- Contributed byĚý
- shropshirelibraries
- People in story:Ěý
- Hazel Malcolmson (nee Smith)
- Location of story:Ěý
- Plaistow, East London, and Loughton, Essex
- Article ID:Ěý
- A3822518
- Contributed on:Ěý
- 23 March 2005
I was 2 years old when World War 1 started and I can remember the Zeppelins up in the sky. I was living in Plaistow at the time. They were very frightening. There were searchlights on them and one was brought down near where we lived. When the air raid siren went we went downstairs into the middle room because it only had one window and so it was safer. The Zeppelins were huge and I was very frightened.
When World War 11 was upon us we lived near a place where they put up barrage balloons and I found that quite disturbing because it reminded me of the Zeppelins and I thought “I can’t look at the sky now”.
In World War 11 my parents’ home was nearer the docks and all the bombing and they thought it would be safer to go and live in my brother’s house on the edge of Epping Forest. There were no phones then and I didn’t know where they were but my husband managed to find out where they had gone and said “If you want to go and see them I’ll take you”. We had enough petrol and drove there but we couldn’t get back because of the night raids, so we made up beds on the floor.
I couldn’t get to sleep and said to my husband “I’m not happy, there’s something wrong”.
“Oh go back to sleep” he said.
Then I heard someone walking along the road and coming up each path and knocking on the doors.
I can’t remember whether it was a policeman or an air-raid warden, but he said “You’ve got to get out as soon as you can and go down the hill to be safe”. A land mine had landed almost in the garden and its parachute strings had got caught up in a tree in the churchyard at the back of the house but the actual bomb was hanging over the garden.
There was an air raid shelter in the town but he told us that if we got down the hill we would be safe and we could stay with friends there if we wanted to. So we did. When you are told to get out in 5 minutes you never know what to take and I can’t remember what we took but it was something ridiculous. The people were happy to have us for the night and we couldn’t go back home for a few days until the bomb disposal team had been to deal with the mine.
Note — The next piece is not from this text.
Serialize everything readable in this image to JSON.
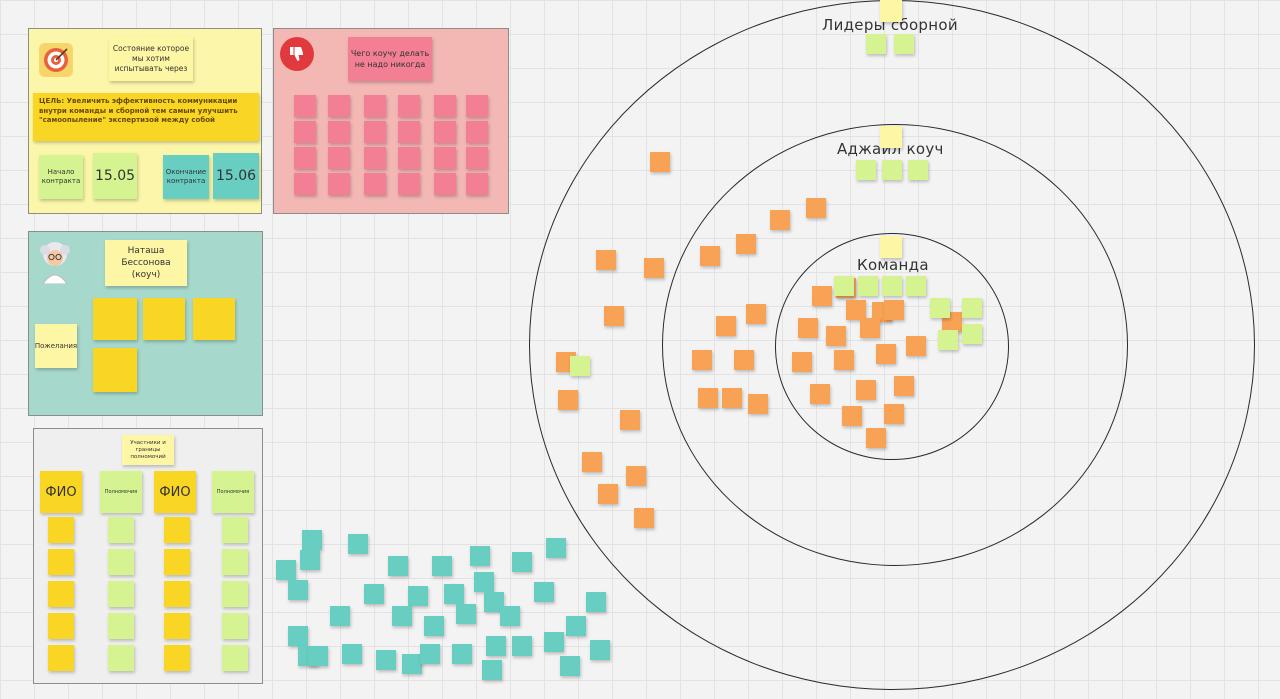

I have tried to put other memories of the war behind me because it wasn’t a wonderful time. But later in the war I had my first baby and because it was wartime I couldn’t go to hospital and had to have him at home with a doctor and midwife in attendance. Sadly I lost my mother one month before my son’s birth and as she was going to look after me, this made it very difficult to cope with. My father came to live with us and my sister, Dora, also came to stay with me for three weeks to care for me and baby Ian.
Young mums used to take their babies to the local church hall to see the doctor or a nurse so that the babies could be weighed. If mums could not feed their babies, they could have suitable formula milks in tins. My in-laws bought me a proper pram albeit stocks in the shops ran out quickly thereafter.
There were no telephones at this time but our neighbour across the road had the only telephone in the street! If we needed help, someone would run across the road and send a message for the nurse to come. We knew nothing about looking after babies — it was all a bit frightening! If the air raid sirens went, we put baby Ian under the bed for protection.
We had a gas boiler to heat water to wash nappies so we were pleased not to have received a direct hit. My parents semi-detached house in Wanlett Road, Plaistow, had its outside wall destroyed by a bomb. They had to leave their home and the Council took over the house. They had to fight to get their house back which they finally did. My in-laws had the front of their house blown out by a land mine landing right in the middle of the road; it killed the man across the road who had just come from work.
Our Congregational Church, which was a very large church with at least three halls attached to it, was the centre of our spiritual and social life. I am still in contact with two friends from that time which is wonderful at the age of 93!